Urmmh, so this is late..
I've very sorry I didn't post last night. I've had a stupidly busy week, which I know is no excuse, but I only got round to writing it at 10pm at which point, I didn't think anyone would be awake to read. Again, I'm very sorry and hope it was worth waiting for...
I have a very Peter Pan mind set to growing up. I don't want to. I want to stay a child forever and dress up like princesses because adults are mean and stupid. Unfortunately, I don't have enough Pixie Dust to fly me to Neverland where I can stay young forever and so my birthday's still happen, and did happen this week.
It was my 17th birthday on Friday which was a lovely few days and all and I had a great time but I don't like being 17. With my birthday being in July, most of my friends had their birthdays ages ago. All of them however, failed to tell me that the second I turned 17, I would all of a sudden have so many more responsibilities than the day before. I'm not sure if it's just me but since Friday, I feel like, if there's ironing to be done, now I have to do it. If the phone rings, I'm obliged to answer it.
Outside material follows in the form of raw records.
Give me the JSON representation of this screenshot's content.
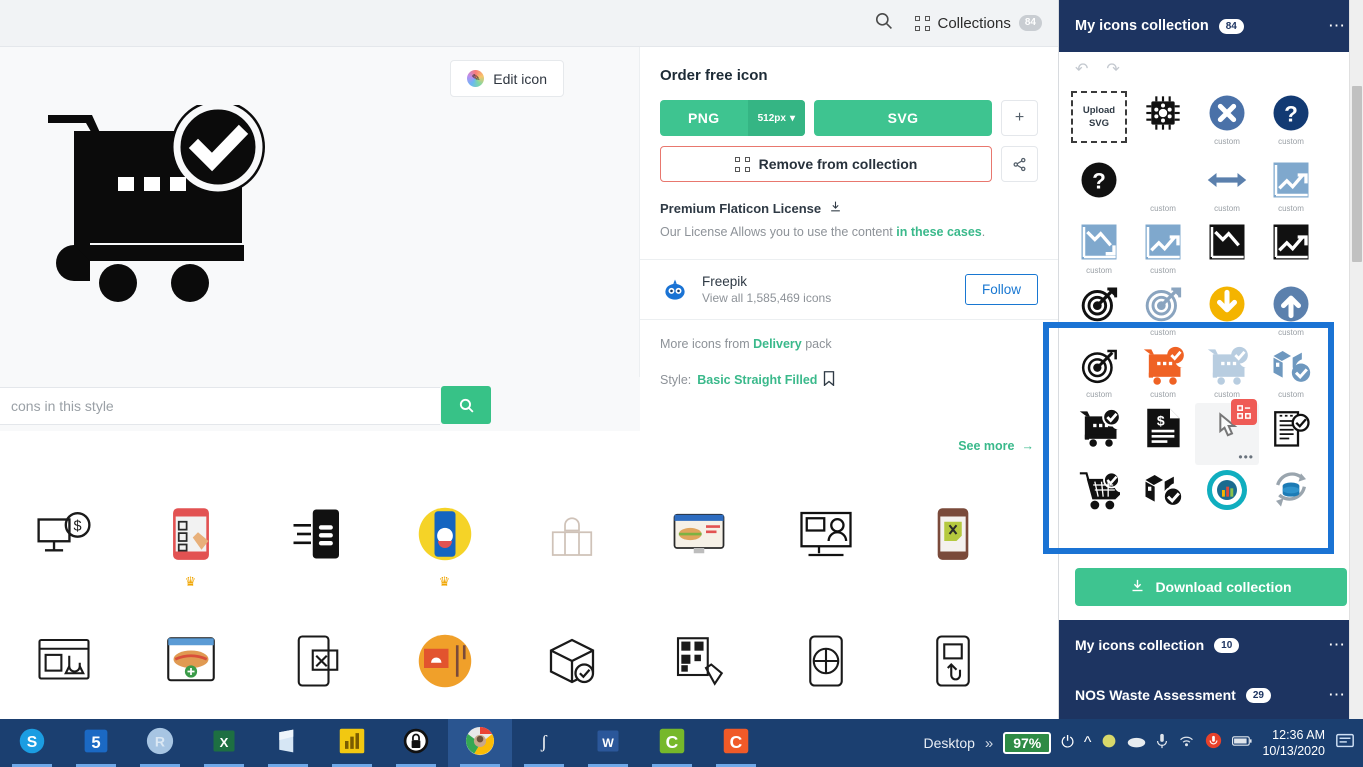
{
  "topbar": {
    "search_icon": "search-icon",
    "collections_label": "Collections",
    "collections_count": "84"
  },
  "detail": {
    "edit_icon_label": "Edit icon",
    "preview_icon_name": "shopping-cart-check-icon",
    "search_placeholder": "cons in this style",
    "search_button_icon": "search-icon"
  },
  "order": {
    "title": "Order free icon",
    "png_label": "PNG",
    "png_size": "512px",
    "svg_label": "SVG",
    "add_label": "+",
    "remove_label": "Remove from collection",
    "share_icon": "share-icon",
    "license_label": "Premium Flaticon License",
    "license_download_icon": "download-icon",
    "license_note_prefix": "Our License Allows you to use the content ",
    "license_note_link": "in these cases",
    "license_note_suffix": "."
  },
  "author": {
    "name": "Freepik",
    "subtitle": "View all 1,585,469 icons",
    "follow_label": "Follow"
  },
  "pack": {
    "more_prefix": "More icons from ",
    "more_link": "Delivery",
    "more_suffix": " pack",
    "style_prefix": "Style: ",
    "style_value": "Basic Straight Filled",
    "bookmark_icon": "bookmark-icon"
  },
  "related": {
    "see_more_label": "See more",
    "rows": [
      [
        {
          "name": "chat-money-monitor-icon",
          "premium": false
        },
        {
          "name": "mobile-checklist-hand-icon",
          "premium": true
        },
        {
          "name": "mobile-burger-lines-icon",
          "premium": false
        },
        {
          "name": "mobile-food-delivery-icon",
          "premium": true
        },
        {
          "name": "shopping-bag-shelf-icon",
          "premium": false
        },
        {
          "name": "food-order-website-icon",
          "premium": false
        },
        {
          "name": "monitor-chat-person-icon",
          "premium": false
        },
        {
          "name": "mobile-restaurant-chat-icon",
          "premium": false
        }
      ],
      [
        {
          "name": "browser-package-click-icon",
          "premium": false
        },
        {
          "name": "hotdog-add-browser-icon",
          "premium": false
        },
        {
          "name": "mobile-cutlery-chat-icon",
          "premium": false
        },
        {
          "name": "food-tray-fork-icon",
          "premium": false
        },
        {
          "name": "package-check-box-icon",
          "premium": false
        },
        {
          "name": "mobile-qr-scan-icon",
          "premium": false
        },
        {
          "name": "mobile-gift-target-icon",
          "premium": false
        },
        {
          "name": "mobile-hand-tap-icon",
          "premium": false
        }
      ]
    ]
  },
  "panel": {
    "title": "My icons collection",
    "count": "84",
    "menu_icon": "ellipsis-icon",
    "undo_icon": "undo-icon",
    "redo_icon": "redo-icon",
    "upload_line1": "Upload",
    "upload_line2": "SVG",
    "custom_label": "custom",
    "download_collection_label": "Download collection",
    "download_icon": "download-icon",
    "grid": [
      [
        {
          "name": "upload-svg-dropzone",
          "label": ""
        },
        {
          "name": "cpu-chip-icon",
          "label": ""
        },
        {
          "name": "blue-x-circle-icon",
          "label": "custom"
        },
        {
          "name": "navy-question-circle-icon",
          "label": "custom"
        }
      ],
      [
        {
          "name": "black-question-circle-icon",
          "label": ""
        },
        {
          "name": "empty-slot",
          "label": "custom"
        },
        {
          "name": "double-arrow-icon",
          "label": "custom"
        },
        {
          "name": "chart-up-blue-icon",
          "label": "custom"
        }
      ],
      [
        {
          "name": "chart-down-blue-icon",
          "label": "custom"
        },
        {
          "name": "chart-up-blue-2-icon",
          "label": "custom"
        },
        {
          "name": "chart-down-black-icon",
          "label": ""
        },
        {
          "name": "chart-up-black-icon",
          "label": ""
        }
      ],
      [
        {
          "name": "target-dart-black-icon",
          "label": ""
        },
        {
          "name": "target-dart-grey-icon",
          "label": "custom"
        },
        {
          "name": "download-circle-yellow-icon",
          "label": ""
        },
        {
          "name": "upload-circle-blue-icon",
          "label": "custom"
        }
      ],
      [
        {
          "name": "target-dart-outline-icon",
          "label": "custom"
        },
        {
          "name": "cart-check-orange-icon",
          "label": "custom"
        },
        {
          "name": "cart-check-light-icon",
          "label": "custom"
        },
        {
          "name": "package-check-blue-icon",
          "label": "custom"
        }
      ],
      [
        {
          "name": "cart-check-black-icon",
          "label": ""
        },
        {
          "name": "invoice-dollar-icon",
          "label": ""
        },
        {
          "name": "hovered-icon-cell",
          "label": ""
        },
        {
          "name": "document-check-icon",
          "label": ""
        }
      ],
      [
        {
          "name": "cart-basket-check-icon",
          "label": ""
        },
        {
          "name": "package-check-black-icon",
          "label": ""
        },
        {
          "name": "analytics-circle-teal-icon",
          "label": ""
        },
        {
          "name": "database-sync-icon",
          "label": ""
        }
      ]
    ],
    "collections": [
      {
        "title": "My icons collection",
        "count": "10",
        "menu_icon": "ellipsis-icon"
      },
      {
        "title": "NOS Waste Assessment",
        "count": "29",
        "menu_icon": "ellipsis-icon"
      }
    ]
  },
  "taskbar": {
    "apps": [
      {
        "name": "skype-taskbar-icon",
        "letter": "S",
        "active": false,
        "open": true
      },
      {
        "name": "snagit-taskbar-icon",
        "letter": "S",
        "active": false,
        "open": true
      },
      {
        "name": "rstudio-taskbar-icon",
        "letter": "R",
        "active": false,
        "open": true
      },
      {
        "name": "excel-taskbar-icon",
        "letter": "X",
        "active": false,
        "open": true
      },
      {
        "name": "onenote-taskbar-icon",
        "letter": "N",
        "active": false,
        "open": true
      },
      {
        "name": "powerbi-taskbar-icon",
        "letter": "",
        "active": false,
        "open": true
      },
      {
        "name": "lastpass-taskbar-icon",
        "letter": "",
        "active": false,
        "open": true
      },
      {
        "name": "chrome-taskbar-icon",
        "letter": "",
        "active": true,
        "open": true
      },
      {
        "name": "gotomeeting-taskbar-icon",
        "letter": "",
        "active": false,
        "open": true
      },
      {
        "name": "word-taskbar-icon",
        "letter": "W",
        "active": false,
        "open": true
      },
      {
        "name": "camtasia-taskbar-icon",
        "letter": "C",
        "active": false,
        "open": true
      },
      {
        "name": "camtasia-recorder-taskbar-icon",
        "letter": "C",
        "active": false,
        "open": true
      }
    ],
    "desktop_label": "Desktop",
    "overflow_label": "»",
    "battery_label": "97%",
    "time": "12:36 AM",
    "date": "10/13/2020",
    "tray_icons": [
      "power-plug-icon",
      "chevron-up-icon",
      "shield-icon",
      "cloud-icon",
      "microphone-icon",
      "wifi-icon",
      "record-icon",
      "battery-tray-icon"
    ],
    "action_center_icon": "action-center-icon"
  },
  "colors": {
    "navy": "#1d3461",
    "green": "#3ec490",
    "highlight_blue": "#1a73d4",
    "remove_red": "#e8776e",
    "taskbar": "#1b3f70"
  }
}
The worst bit is driving. I had my first lesson on my birthday and the thought of another this Friday actually sickens me. I'm so bad it's unreal. I kind of had this idea in my head that it'd all really sophisticated and I'd look like a really 'together' kind of grown woman. The awful reality however is just fear, stalling and embarrassing amounts of sweat. I swear I'm going to need a miracle to pass my test and even then I'm convinced I should avoid roads during busy hours.
So yeah, that's all I have to say really. I have a migraine cause I've been driving in the sun and now I'm staring at a computer screen.
Next week I want to try maybe launching a cute little project (speaking of which, if you're a blogging/technologically minded genius, please get in touch!)
Thanks muchly for reading- I love you dearly if you got this far.